The system generates log files in the Logs directory, capturing the outputs, findings, and agent interactions during the scanning process.
Recent research has demonstrated promising results in utilizing multi-agent systems based on Large Language Models (LLMs) for solving various complex tasks[1]. The agentic AI approach, where multiple autonomous agents collaborate to strategize, generate commands, and execute scans, offers several key benefits over relying on a single AI agent:
-
Specialization and division of labor: Each agent in the system can specialize in a particular area (e.g., strategy generation, error handling, command execution), allowing them to develop deep expertise and perform their roles more effectively[1][2]. This division of labor mirrors how human teams tackle complex projects.
-
Improved collaboration and problem-solving: By enabling interactions and information sharing between diverse specialized agents, the overall system gains enhanced capabilities to understand requirements, decompose problems, explore multiple solutions, and adapt to changing conditions[1][3]. This collaborative approach has been shown to boost problem-solving accuracy and efficiency.
-
Robustness and adaptability: With multiple agents involved, the system can be more robust to errors or limitations of any single agent[3]. If one agent struggles, others can help compensate. Moreover, the multi-agent system can dynamically adjust roles, goals, and plans based on feedback and changing circumstances[1].
-
Scalability: The agentic AI approach provides a scalable framework for tackling increasingly complex and open-ended problems that would overwhelm a single agent[1]. New specialized agents can be added to expand the system's capabilities as needed.
-
Alignment with real-world problem-solving: Many real-world tasks, like vulnerability scanning, intrinsically involve multiple parties (e.g., scanners, strategists, reviewers) working together. The multi-agent approach more closely mirrors this reality compared to a single generalist agent[2].

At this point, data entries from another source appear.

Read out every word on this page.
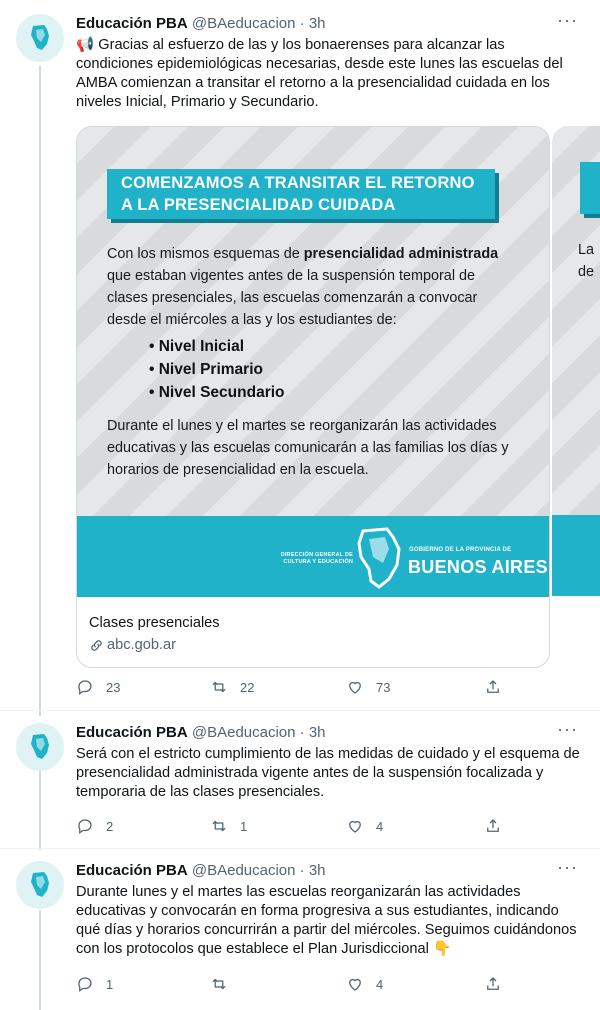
Educación PBA @BAeducacion · 3h	···
📢 Gracias al esfuerzo de las y los bonaerenses para alcanzar las condiciones epidemiológicas necesarias, desde este lunes las escuelas del AMBA comienzan a transitar el retorno a la presencialidad cuidada en los niveles Inicial, Primario y Secundario.
COMENZAMOS A TRANSITAR EL RETORNO
A LA PRESENCIALIDAD CUIDADA
Con los mismos esquemas de presencialidad administrada que estaban vigentes antes de la suspensión temporal de clases presenciales, las escuelas comenzarán a convocar desde el miércoles a las y los estudiantes de:
• Nivel Inicial
• Nivel Primario
• Nivel Secundario
Durante el lunes y el martes se reorganizarán las actividades educativas y las escuelas comunicarán a las familias los días y horarios de presencialidad en la escuela.
DIRECCIÓN GENERAL DE
CULTURA Y EDUCACIÓN
GOBIERNO DE LA PROVINCIA DE
BUENOS AIRES
Clases presenciales
abc.gob.ar
23	22	73
La
de
Educación PBA @BAeducacion · 3h	···
Será con el estricto cumplimiento de las medidas de cuidado y el esquema de presencialidad administrada vigente antes de la suspensión focalizada y temporaria de las clases presenciales.
2	1	4
Educación PBA @BAeducacion · 3h	···
Durante lunes y el martes las escuelas reorganizarán las actividades educativas y convocarán en forma progresiva a sus estudiantes, indicando qué días y horarios concurrirán a partir del miércoles. Seguimos cuidándonos con los protocolos que establece el Plan Jurisdiccional 👇
1	4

While research on agentic AI systems is still in early stages, results so far point to their potential to enable more sophisticated, flexible, and effective problem-solving than single-agent approaches. As the technology matures, agentic AI could become an increasingly powerful paradigm to tackle complex challenges in cybersecurity and beyond.
Citations:
[1] Chen, Y., Perez, Y., & Shoham, Y. (2023). AgentVerse: Facilitating Multi-Agent Collaboration and Exploring Emergent Behaviors in Agents. arXiv preprint arXiv:2308.10848. https://arxiv.org/abs/2308.10848
[2] Quan, A., Jiang, L., Bing, L., & Lyu, M. R. (2023). Communicative Agents for Software Development. arXiv preprint arXiv:2307.07924. https://arxiv.org/abs/2307.07924
[3] Navigating Complexity: Orchestrated Problem Solving with Multi-Agent LLMs. (2024). https://arxiv.org/abs/2402.16713
-
Multi-agent collaboration: This project uses multiple specialized AI agents that work together, while most scanners are monolithic systems.
-
Adaptability: The agents iteratively refine the scanning strategy based on feedback and results, while traditional scanners follow a fixed, linear process.
-
Natural language understanding: The agents can interpret natural language descriptions to guide the scanning process, while scanners typically require structured configurations.
-
Contextual decision-making: The agents consider the context and results of each step to make decisions, while scanners simply execute a predefined set of checks.
This project leverages the context of previous scan results to determine the next logical scan to perform. The agents, particularly Hassan, review the output of each command and provide feedback on whether the results are satisfactory or if additional scans are needed. This iterative, context-aware approach allows the system to dynamically adapt the scanning process based on the findings at each stage, ensuring a more comprehensive and targeted vulnerability assessment.
This project is intended for educational and research purposes only. The authors and contributors are not responsible for any misuse or damage caused by the use of this system. Always obtain proper authorization before performing vulnerability scans on any target system.